I have a table in a postgresql (10.2) database something like this...
create table (user_id text, event_time timestamp, ...);
I'd like to use this table in a self join, to match records to other records from the same user_id and an event_time within the next 5 minutes. Something like this...
select
*
from
test as a
inner join
test as b
on
a.user_id = b.user_id
and a.event_time < b.event_time
and a.event_time > b.event_time - interval '5 minutes';
This works fine, but I'd ideally like to make it faster. I've gotten the join to use an index on user_id
, but I'm wondering if it's possible to make an index to use both user_id AND the timestamp?

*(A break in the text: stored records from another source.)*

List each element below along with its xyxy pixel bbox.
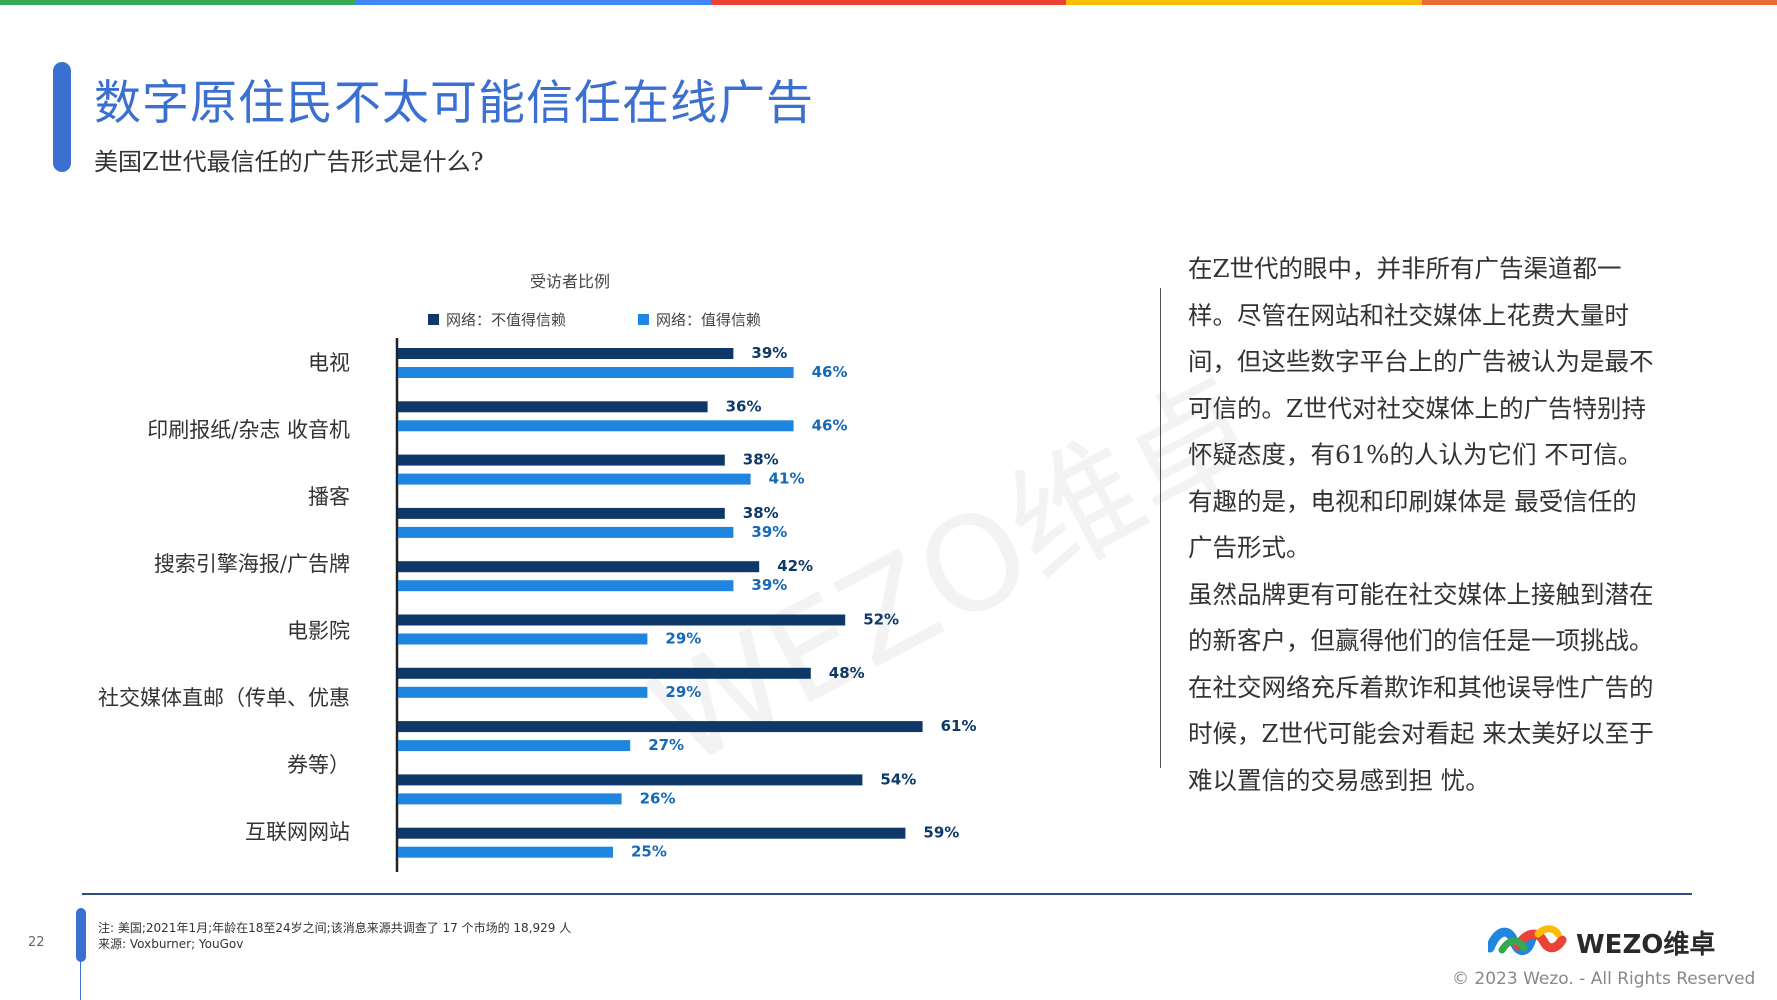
data-label: 39%: [751, 344, 787, 362]
category-label: 社交媒体直邮（传单、优惠: [98, 686, 350, 710]
bar-untrusted: [398, 667, 811, 679]
note-line: 注: 美国;2021年1月;年龄在18至24岁之间;该消息来源共调查了 17 个…: [98, 921, 572, 935]
source-line: 来源: Voxburner; YouGov: [98, 937, 244, 951]
bar-trusted: [398, 633, 648, 645]
category-label: 券等）: [287, 753, 350, 777]
data-label: 46%: [812, 363, 848, 381]
category-label: 搜索引擎海报/广告牌: [154, 552, 350, 576]
bar-untrusted: [398, 401, 708, 413]
description-paragraph-1: 在Z世代的眼中，并非所有广告渠道都一样。尽管在网站和社交媒体上花费大量时间，但这…: [1188, 254, 1654, 562]
top-bar-segment: [355, 0, 711, 5]
data-label: 61%: [941, 717, 977, 735]
data-label: 27%: [648, 736, 684, 754]
page-title: 数字原住民不太可能信任在线广告: [94, 76, 814, 131]
bar-trusted: [398, 740, 631, 752]
bar-untrusted: [398, 614, 846, 626]
source-note: 注: 美国;2021年1月;年龄在18至24岁之间;该消息来源共调查了 17 个…: [98, 920, 571, 952]
bar-trusted: [398, 580, 734, 592]
footer-divider: [82, 893, 1692, 895]
data-label: 41%: [769, 470, 805, 488]
data-label: 38%: [743, 451, 779, 469]
legend-label-untrusted: 网络：不值得信赖: [446, 311, 566, 329]
data-label: 29%: [665, 683, 701, 701]
data-label: 36%: [726, 397, 762, 415]
footer-accent-bar: [76, 908, 86, 962]
bar-trusted: [398, 420, 794, 432]
legend-label-trusted: 网络：值得信赖: [656, 311, 761, 329]
page-number: 22: [28, 935, 45, 950]
top-bar-segment: [1066, 0, 1422, 5]
bar-untrusted: [398, 827, 906, 839]
data-label: 29%: [665, 630, 701, 648]
bar-untrusted: [398, 348, 734, 359]
bar-untrusted: [398, 721, 923, 733]
title-accent-bar: [53, 62, 71, 172]
category-label: 印刷报纸/杂志 收音机: [147, 418, 350, 442]
logo-text: WEZO维卓: [1576, 930, 1716, 960]
chart-title: 受访者比例: [530, 272, 610, 291]
top-bar-segment: [0, 0, 356, 5]
bar-trusted: [398, 473, 751, 485]
bar-trusted: [398, 686, 648, 698]
category-label: 电视: [308, 351, 350, 375]
bar-untrusted: [398, 454, 725, 466]
data-label: 48%: [829, 664, 865, 682]
data-label: 52%: [863, 611, 899, 629]
legend-swatch-untrusted: [428, 314, 439, 325]
wezo-logo-icon: [1488, 925, 1567, 955]
data-label: 46%: [812, 416, 848, 434]
legend-swatch-trusted: [638, 314, 649, 325]
page-subtitle: 美国Z世代最信任的广告形式是什么?: [94, 148, 484, 176]
bar-untrusted: [398, 507, 725, 519]
top-bar-segment: [710, 0, 1067, 5]
bar-trusted: [398, 846, 613, 858]
bar-trusted: [398, 526, 734, 538]
top-color-bar: [0, 0, 1777, 5]
copyright: © 2023 Wezo. - All Rights Reserved: [1452, 969, 1756, 989]
bars: 39%46%36%46%38%41%38%39%42%39%52%29%48%2…: [398, 344, 977, 861]
category-label: 互联网网站: [245, 820, 350, 844]
description-paragraph-2: 虽然品牌更有可能在社交媒体上接触到潜在的新客户，但赢得他们的信任是一项挑战。在社…: [1188, 579, 1654, 795]
top-bar-segment: [1421, 0, 1777, 5]
data-label: 25%: [631, 843, 667, 861]
bar-trusted: [398, 793, 622, 805]
data-label: 42%: [777, 557, 813, 575]
footer-accent-line: [80, 960, 81, 1000]
data-label: 39%: [751, 576, 787, 594]
bar-trusted: [398, 367, 794, 378]
category-label: 播客: [308, 485, 350, 509]
data-label: 54%: [880, 770, 916, 788]
data-label: 59%: [923, 824, 959, 842]
data-label: 38%: [743, 504, 779, 522]
bar-untrusted: [398, 561, 760, 573]
bar-untrusted: [398, 774, 863, 786]
description-text: 在Z世代的眼中，并非所有广告渠道都一样。尽管在网站和社交媒体上花费大量时间，但这…: [1188, 246, 1658, 804]
category-label: 电影院: [287, 619, 350, 643]
data-label: 26%: [640, 789, 676, 807]
data-label: 39%: [751, 523, 787, 541]
text-divider: [1160, 288, 1161, 768]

I've tried making a gist index on a tsrange from the event time to the event time plus 5 minutes, but Postgres seemed to just use the user_id index in that case. I tried making a multi-column index on the user_id and the tsrange, but that doesn't seem supported.
Finally, I tried making an index on just the timestamp.
None of that seemed to help.
However, the timestamps cover a long time period, and I'm only interested in a 5-minute window, which intuitively feels like something a good index should help with.
Can this be accomplished?
CodePudding user response:
A multi-column index on the user_id
text and the event_time
timestamp should work. A gist index on the range would need to include the user id as well, and it would be less versatile since it would work only with the fixed interval of 5 minutes. I wouldn't use it unless what you actually want is to establish an exclusion constraint on the table.